There is a reason why so many people recommend calorie counting for weight-loss. It’s because it actually works. You’ll hear conflicting advice on this all over the internet, from the media, from people at your gym, from your grandma….. you get the picture.
It’s often recommended that a person shouldn’t have to count calories in order to be healthy. I agree, you can be totally healthy and not count calories. You may even lose a few pounds by not tracking your food and just eating a very clean diet. This is obviously the most recommended route because the goal is to eat whole, natural foods.
If you are eating the same healthy, portion-controlled meals consistently and you rarely deviate from what you normally eat (no eating out frequently, trying new recipes, or eating treats) then this approach would work well for losing weight without calorie counting. It’s incredibly rigid and limits what you can eat and the amounts, but it works if you happen to be perfect.

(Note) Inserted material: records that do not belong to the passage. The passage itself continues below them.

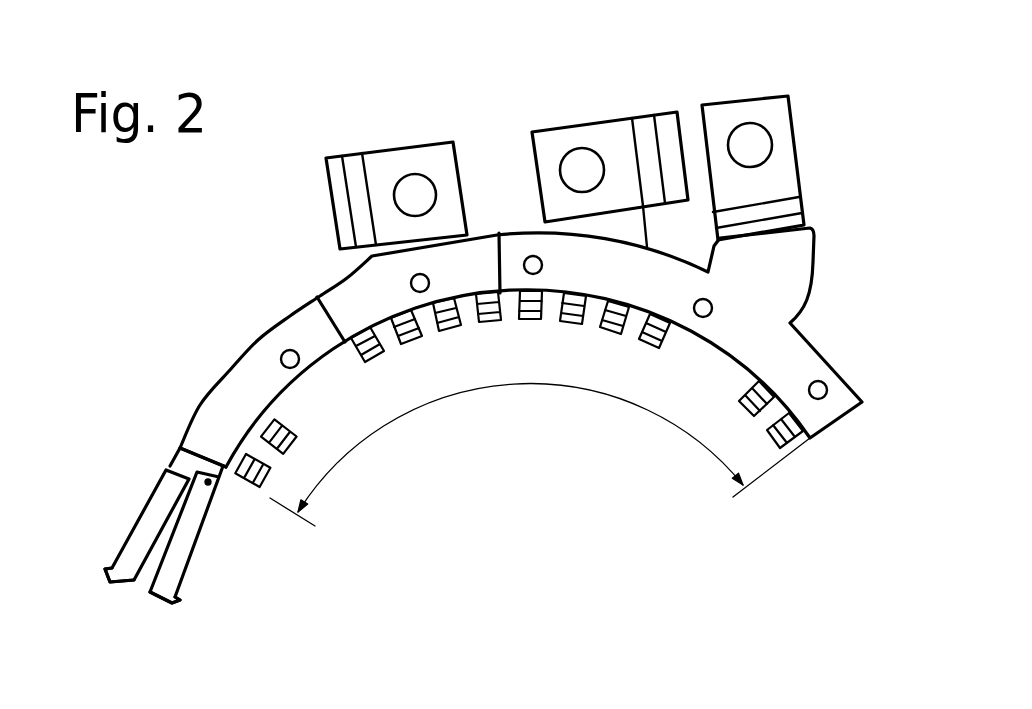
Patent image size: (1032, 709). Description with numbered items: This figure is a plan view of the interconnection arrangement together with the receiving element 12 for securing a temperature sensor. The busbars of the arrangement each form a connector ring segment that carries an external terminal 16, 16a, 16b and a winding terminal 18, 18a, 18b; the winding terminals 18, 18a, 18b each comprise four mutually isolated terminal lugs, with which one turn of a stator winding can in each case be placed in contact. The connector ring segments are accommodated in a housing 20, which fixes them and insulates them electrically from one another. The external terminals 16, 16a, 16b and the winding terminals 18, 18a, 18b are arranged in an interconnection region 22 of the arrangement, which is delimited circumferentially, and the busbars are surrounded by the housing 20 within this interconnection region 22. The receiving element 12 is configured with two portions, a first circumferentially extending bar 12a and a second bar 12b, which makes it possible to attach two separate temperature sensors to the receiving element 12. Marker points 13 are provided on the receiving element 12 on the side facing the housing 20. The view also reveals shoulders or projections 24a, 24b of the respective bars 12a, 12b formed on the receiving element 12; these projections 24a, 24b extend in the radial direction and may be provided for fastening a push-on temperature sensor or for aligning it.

The receiving element 12 is at (199, 535).
The first circumferentially extending bar 12a is at (133, 537).
The second bar 12b is at (183, 551).
The marker points 13 is at (176, 458).
The external terminal 16 is at (374, 172).
The external terminal 16a is at (551, 168).
The external terminal 16b is at (718, 130).
The winding terminal 18 is at (409, 348).
The winding terminal 18a is at (653, 345).
The winding terminal 18b is at (259, 482).
The housing 20 is at (238, 392).
The interconnection region 22 is at (536, 384).
The projection 24a is at (113, 575).
The projection 24b is at (176, 600).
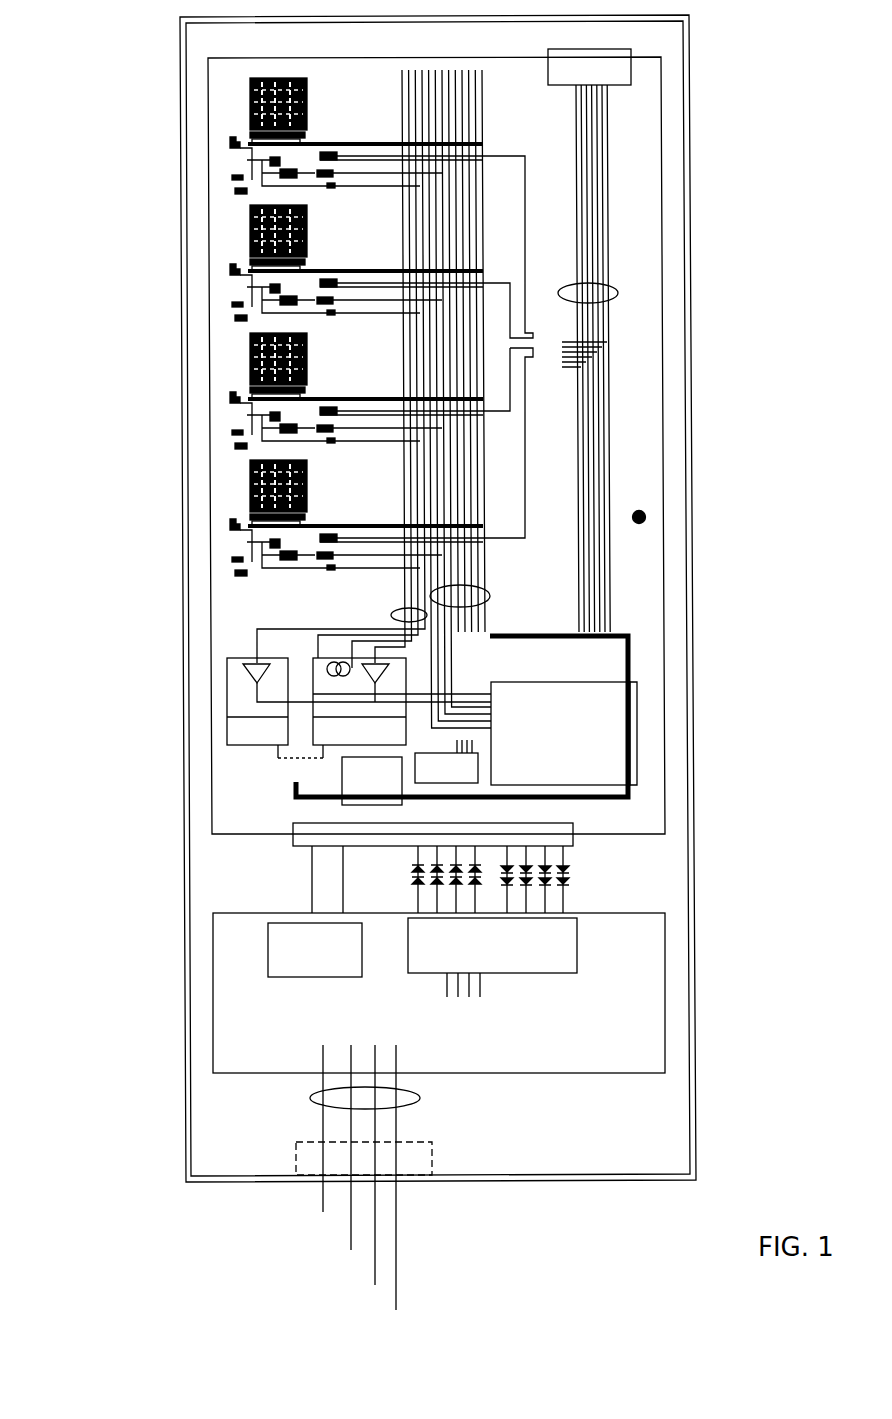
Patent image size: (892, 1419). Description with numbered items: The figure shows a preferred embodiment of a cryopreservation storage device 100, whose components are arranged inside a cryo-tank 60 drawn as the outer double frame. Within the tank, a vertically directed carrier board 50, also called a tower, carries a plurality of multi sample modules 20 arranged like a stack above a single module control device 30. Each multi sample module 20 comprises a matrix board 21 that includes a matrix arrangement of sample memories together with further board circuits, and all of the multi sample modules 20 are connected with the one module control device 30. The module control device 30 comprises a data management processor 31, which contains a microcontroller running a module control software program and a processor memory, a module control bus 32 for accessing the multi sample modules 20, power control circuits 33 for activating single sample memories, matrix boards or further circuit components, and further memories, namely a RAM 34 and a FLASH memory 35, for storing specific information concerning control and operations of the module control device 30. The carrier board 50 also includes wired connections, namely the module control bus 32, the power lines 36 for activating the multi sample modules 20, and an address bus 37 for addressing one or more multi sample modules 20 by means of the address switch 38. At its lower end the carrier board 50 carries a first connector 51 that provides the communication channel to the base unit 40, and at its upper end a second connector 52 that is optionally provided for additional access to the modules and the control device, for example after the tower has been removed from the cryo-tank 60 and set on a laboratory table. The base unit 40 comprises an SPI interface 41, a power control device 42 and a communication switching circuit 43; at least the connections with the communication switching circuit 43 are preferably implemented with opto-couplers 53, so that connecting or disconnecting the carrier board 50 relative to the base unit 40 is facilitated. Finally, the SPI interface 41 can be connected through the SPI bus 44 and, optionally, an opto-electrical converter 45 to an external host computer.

The cryopreservation storage device 100 is at (192, 150).
The multi sample module 20 is at (314, 327).
The matrix board 21 is at (160, 440).
The module control device 30 is at (366, 449).
The data management processor 31 is at (549, 737).
The module control bus 32 is at (490, 596).
The power control circuit 33 is at (359, 708).
The RAM 34 is at (372, 781).
The FLASH memory 35 is at (446, 762).
The power lines 36 is at (391, 613).
The address bus 37 is at (618, 293).
The address switch 38 is at (550, 378).
The base unit 40 is at (380, 1010).
The SPI interface 41 is at (452, 1025).
The power control device 42 is at (315, 950).
The communication switching circuit 43 is at (492, 957).
The SPI bus 44 is at (420, 1098).
The opto-electrical converter 45 is at (418, 1160).
The carrier board 50 is at (646, 517).
The first connector 51 is at (573, 833).
The second connector 52 is at (623, 77).
The opto-couplers 53 is at (569, 880).
The cryo-tank 60 is at (694, 1005).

BUT if you live in the real world where people actually eat at restaurants, enjoy a sweet treat once in a while, and celebrate holidays that involve eating many different foods, you need to track calories in a food log so that you are staying on track with your weight-loss goals and health.
If you are trying to lose a substantial amount of weight, it’s almost essential to track the food you are eating and knowing your calorie intake limits. More importantly, it’s great to track your macronutrients instead of calories, because not all calories are created equal. But that’s a subject for another time.
Being someone who has maintained a 125+ pound weight-loss for the last 6 years, I will tell you that I always tracked my food during my weight-loss journey, because my food choices were not the best at first. They got better as I realized how I was really eating and how much of it. I only came to this realization because I was tracking the food I ate by writing it down.
As someone who is maintaining my weight-loss, I go back and forth with food tracking. IF I were trying to lose a bit more weight, I would go back to tracking my food intake. IF I am maintaining, I stop tracking most days. I only track when I need to start holding myself accountable again or if I want to lose 5-10 pounds.
It’s not something you have to do all of the time when you are maintaining, but it’s important for losing weight and for checking in with yourself if weight starts to creep back on.